Com uma coisa de cada vez. Não vale a pena fazer 48 coisas ao mesmo tempo e passar para o Desperdício Zero de um dia para o outro. Comece por usar um saco reutilizável e quando isso estiver implementado experimente fazer pasta de dentes, se quiser. Não gostou? Tudo bem, tente outra coisa. Integre uma coisa de cada vez na sua rotina e assim que ela se tornar confortável, fácil e segura, experimente fazer outra coisa. Creio que as pessoas esbarram com problemas quando tentam mudar demasiadas coisas de uma vez. É como querer mudar abruptamente de dieta de um dia para o outro — está condenado ao fracasso. No meu caso tentei transformar isto numa espécie de jogo, uma coisa divertida. “Fiz o meu próprio desodorizante, boa, não cheiro mal e não estou a colocar químicos no meu corpo, se calhar posso experimentar começar a comprar coisas em segunda mão. Comprei coisas em segunda mão? Espectacular, e ainda por cima esta roupa é tão barata. O que mais posso fazer?” E não faz mal se não gostar de alguma destas coisas, até pode encontrar uma alternativa. Não gosta de andar a vasculhar nas lojas vintage? Que tal procurar online? É uma oportunidade para ser inovador e pensar fora da caixa.
Vive na cidade que nunca dorme e num mundo consumista que está constantemente a ser inundado de novidades. Nunca sente vontade de ir ver montras e de comprar roupa nova, por exemplo?
Eu compro roupa nova, simplesmente compro-a em lojas de segunda mão — é nova para mim mas estou a reutilizar uma coisa que já existe. Há uma boa rede dessas lojas em Brooklyn mas na Europa ela é ainda melhor. Por outro lado, há marcas sustentáveis a fazerem coisas novas e interessantes a partir de stocks antigos. Ou seja, é vintage mas é novo, é sustentável e ao mesmo tempo está a empoderar jovens empreendedores que estão a querer resolver um problema de forma inovadora.

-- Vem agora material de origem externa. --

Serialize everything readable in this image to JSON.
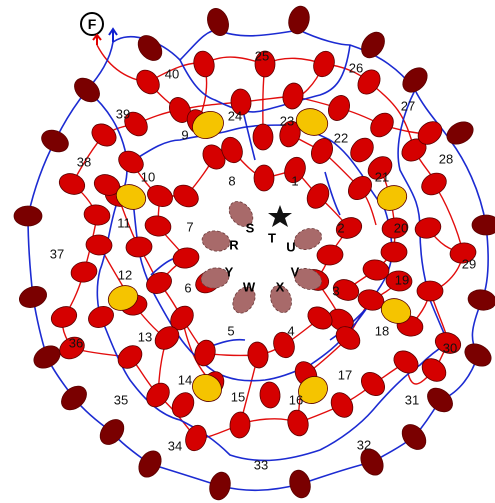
{
  "colors": {
    "red_node": "#d50000",
    "dark_node": "#7a0000",
    "yellow_node": "#f5c400",
    "inner_node": "#a86a6a",
    "red_path": "#e00000",
    "blue_path": "#1020d0",
    "star": "#111111"
  },
  "start_marker": {
    "label": "F",
    "icon": "start-circle-icon"
  },
  "center_marker": {
    "icon": "star-icon"
  },
  "region_numbers": [
    "1",
    "2",
    "3",
    "4",
    "5",
    "6",
    "7",
    "8",
    "9",
    "10",
    "11",
    "12",
    "13",
    "14",
    "15",
    "16",
    "17",
    "18",
    "19",
    "20",
    "21",
    "22",
    "23",
    "24",
    "25",
    "26",
    "27",
    "28",
    "29",
    "30",
    "31",
    "32",
    "33",
    "34",
    "35",
    "36",
    "37",
    "38",
    "39",
    "40"
  ],
  "inner_letters": [
    "S",
    "T",
    "U",
    "V",
    "X",
    "W",
    "Y",
    "R"
  ]
}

Começamos a ouvir as novas gerações dizerem que preferem experiências em vez de coisas, se calhar porque já têm demasiadas ou porque têm casas pequenas e não sabem onde guardá-las. Acredita que isto é uma tendência, e uma tendência que pode ajudar o planeta?
Completamente. Eu escolheria comida em vez de coisas todos os dias. É importante experimentar o que há para experimentar no mundo, em vez de consumir e consumir e consumir. Eu sinto-me melhor ao ter menos coisas e sinto-me melhor quando viajo e tudo o que preciso cabe dentro de uma mala. É mais fácil. E mostra-nos que quanto menos coisas temos, mais livres somos para explorar.
Acredita que daqui a cinco anos vai continuar a ter apenas um frasco de lixo?
Sem dúvida. Como é que se diz? Só precisamos de 14 dias para criar um novo hábito. Esta é a forma como eu vivo agora e já o faço há quase seis anos. Não percebo como é que pude viver de outra forma. Dito isto, talvez possa viver melhor. Posso ter ainda menos ou o meu impacto pode passar de Zero Waste para Net Positive, isto é, em vez de não fazer algo negativo, fazer algo de positivo e contribuir com alguma coisa. Plantar mais árvores ou fornecer energia renovável investindo em painéis solares, por exemplo. Poder espalhar a mensagem já é ótimo, mas há sempre espaço para fazer mais e melhor.